STEPHEN Jeffreys’ play The Libertine, the scurrilous story of John Wilmot, Earl of Rochester, has its first major revival in a production by Terry Johnson, now on stage in Bath before a season at the Theatre Royal, Haymarket from 22nd September to 3rd December.
Set in the court of Charles II, it’s the story of the charismatic earl, a poet, lover, theatre director and drunkard, a man with a death wish every bit as passionate as his other appetites. It starts as Rochester addresses the audience, daring them to attempt to like him and promising disappointment and misery if they do.
Tim Shortall’s clever set lit by Ben Ormerod brings the action into the auditorium and the audience into the action, from the splendour of the court to the stench of the stews.
Charles, restored to the throne and anxious to develop his reign in the arts and sciences – while indulging his appetite for playhouse creatures and whores – has little option but to banish his favourite Rochester, when every chance he throws to the earl ends in satirical ribaldry.
The married Rochester, who seized his wife by force, is now bored, and falls obsessively for an actress. Her attempts at resistance fail, but she finally rejects the by-now fatally sick man.

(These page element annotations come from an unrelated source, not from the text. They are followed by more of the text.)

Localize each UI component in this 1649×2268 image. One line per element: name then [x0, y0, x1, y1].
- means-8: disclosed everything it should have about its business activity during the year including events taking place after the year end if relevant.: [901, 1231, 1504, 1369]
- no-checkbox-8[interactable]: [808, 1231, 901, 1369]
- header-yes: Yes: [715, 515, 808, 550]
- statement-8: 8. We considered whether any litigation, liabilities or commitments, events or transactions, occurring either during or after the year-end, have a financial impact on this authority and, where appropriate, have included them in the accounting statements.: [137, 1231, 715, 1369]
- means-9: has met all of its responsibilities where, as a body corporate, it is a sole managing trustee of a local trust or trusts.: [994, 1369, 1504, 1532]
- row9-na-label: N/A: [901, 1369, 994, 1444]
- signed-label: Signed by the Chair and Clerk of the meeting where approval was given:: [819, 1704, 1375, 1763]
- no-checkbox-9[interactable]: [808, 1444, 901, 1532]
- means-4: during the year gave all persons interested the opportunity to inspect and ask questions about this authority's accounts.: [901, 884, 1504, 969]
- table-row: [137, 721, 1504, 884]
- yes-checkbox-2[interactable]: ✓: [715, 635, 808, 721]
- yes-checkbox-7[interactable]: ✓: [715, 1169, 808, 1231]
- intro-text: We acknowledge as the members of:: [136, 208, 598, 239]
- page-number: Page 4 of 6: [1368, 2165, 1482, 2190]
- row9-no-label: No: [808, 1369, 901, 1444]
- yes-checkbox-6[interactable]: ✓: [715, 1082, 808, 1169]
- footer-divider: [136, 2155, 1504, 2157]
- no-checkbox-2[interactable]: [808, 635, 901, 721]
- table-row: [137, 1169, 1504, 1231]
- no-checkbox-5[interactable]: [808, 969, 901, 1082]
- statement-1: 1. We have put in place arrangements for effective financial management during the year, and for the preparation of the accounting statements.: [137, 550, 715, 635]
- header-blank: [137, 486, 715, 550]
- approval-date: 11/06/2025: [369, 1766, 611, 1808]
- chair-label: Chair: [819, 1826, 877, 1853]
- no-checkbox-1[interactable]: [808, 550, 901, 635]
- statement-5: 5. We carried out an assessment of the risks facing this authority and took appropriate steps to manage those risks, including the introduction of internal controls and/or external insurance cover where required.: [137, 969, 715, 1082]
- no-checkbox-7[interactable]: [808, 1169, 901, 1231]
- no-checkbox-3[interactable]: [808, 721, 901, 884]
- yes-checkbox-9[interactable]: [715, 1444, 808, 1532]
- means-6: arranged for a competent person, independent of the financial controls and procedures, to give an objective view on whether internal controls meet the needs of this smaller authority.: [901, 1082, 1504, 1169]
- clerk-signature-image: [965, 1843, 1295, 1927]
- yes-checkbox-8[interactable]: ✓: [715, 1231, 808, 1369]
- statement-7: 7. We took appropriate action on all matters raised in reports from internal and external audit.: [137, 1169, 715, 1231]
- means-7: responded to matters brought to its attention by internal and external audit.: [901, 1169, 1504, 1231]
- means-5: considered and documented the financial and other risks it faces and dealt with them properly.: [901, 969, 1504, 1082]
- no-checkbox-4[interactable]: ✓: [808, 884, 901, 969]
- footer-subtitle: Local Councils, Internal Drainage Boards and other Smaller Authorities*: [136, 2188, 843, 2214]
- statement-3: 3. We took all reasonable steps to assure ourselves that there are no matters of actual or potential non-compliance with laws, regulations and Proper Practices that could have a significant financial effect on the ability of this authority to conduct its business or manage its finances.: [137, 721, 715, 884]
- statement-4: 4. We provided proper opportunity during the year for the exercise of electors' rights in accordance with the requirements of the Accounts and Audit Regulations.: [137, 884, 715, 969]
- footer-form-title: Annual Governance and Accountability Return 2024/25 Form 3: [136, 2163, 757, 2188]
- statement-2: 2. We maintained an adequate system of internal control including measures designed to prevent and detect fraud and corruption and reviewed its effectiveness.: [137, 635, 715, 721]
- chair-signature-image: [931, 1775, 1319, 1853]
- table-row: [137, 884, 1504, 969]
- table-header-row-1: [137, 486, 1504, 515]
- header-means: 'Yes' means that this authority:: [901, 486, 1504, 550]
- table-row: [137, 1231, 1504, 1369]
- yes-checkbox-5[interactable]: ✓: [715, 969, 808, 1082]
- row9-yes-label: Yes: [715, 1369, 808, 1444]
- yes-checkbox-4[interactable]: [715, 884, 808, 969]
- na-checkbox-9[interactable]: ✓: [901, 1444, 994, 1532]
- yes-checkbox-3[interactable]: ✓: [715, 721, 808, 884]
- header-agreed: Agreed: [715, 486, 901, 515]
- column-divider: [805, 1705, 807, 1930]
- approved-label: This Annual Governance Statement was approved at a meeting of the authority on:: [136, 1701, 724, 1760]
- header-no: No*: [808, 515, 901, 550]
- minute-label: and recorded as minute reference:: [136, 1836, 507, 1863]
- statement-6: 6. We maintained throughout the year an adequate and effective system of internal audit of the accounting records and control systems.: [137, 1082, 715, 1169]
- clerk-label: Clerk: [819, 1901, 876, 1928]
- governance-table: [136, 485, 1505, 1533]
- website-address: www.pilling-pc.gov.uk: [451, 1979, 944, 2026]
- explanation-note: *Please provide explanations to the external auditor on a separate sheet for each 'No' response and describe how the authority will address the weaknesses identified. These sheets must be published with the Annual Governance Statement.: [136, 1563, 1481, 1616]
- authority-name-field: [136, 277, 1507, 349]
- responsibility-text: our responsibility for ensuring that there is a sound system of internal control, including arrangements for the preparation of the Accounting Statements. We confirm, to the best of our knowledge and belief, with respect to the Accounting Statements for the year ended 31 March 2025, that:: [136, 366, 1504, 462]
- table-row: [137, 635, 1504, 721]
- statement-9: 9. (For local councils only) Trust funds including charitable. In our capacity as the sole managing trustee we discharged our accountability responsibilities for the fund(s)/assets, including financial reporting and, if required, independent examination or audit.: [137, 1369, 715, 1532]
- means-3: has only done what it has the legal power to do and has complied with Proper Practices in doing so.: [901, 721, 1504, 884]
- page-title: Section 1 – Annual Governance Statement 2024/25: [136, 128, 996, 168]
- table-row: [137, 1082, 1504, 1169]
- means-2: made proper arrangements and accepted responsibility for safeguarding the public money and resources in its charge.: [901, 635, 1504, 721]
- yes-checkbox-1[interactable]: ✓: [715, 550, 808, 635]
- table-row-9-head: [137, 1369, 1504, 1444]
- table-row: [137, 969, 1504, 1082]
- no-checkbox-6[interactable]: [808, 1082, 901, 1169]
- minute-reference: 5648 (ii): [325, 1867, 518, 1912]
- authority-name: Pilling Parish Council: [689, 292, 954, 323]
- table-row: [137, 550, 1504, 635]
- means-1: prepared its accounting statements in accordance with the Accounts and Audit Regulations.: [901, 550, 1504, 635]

The play is a sexy, funny, poignant, infuriating and illuminating look at the Restoration, and the writer manages some political comment that is as relevant today as it was in the 17th century. In many ways, Laura Wade’s Posh is the story’s natural successor.
Dominic Cooper brings the perfect balance of bravado, priapic preoccupation, artistic brilliance and irresistible self-destruction to the central role. Jasper Britton is the drily funny but much-challenged king, with Will Barton as the aptronymical Tom Alcock, Nina Toussaint-White as the devoted prostitute, Alice Bailey Johnson as the devoted wife and Ophelia Lovibond as the ambitious actress.
The Libertine will titillate, entertain, shock and disgust, and Johnson’s production captures all its nuances with a sometimes prurient delight.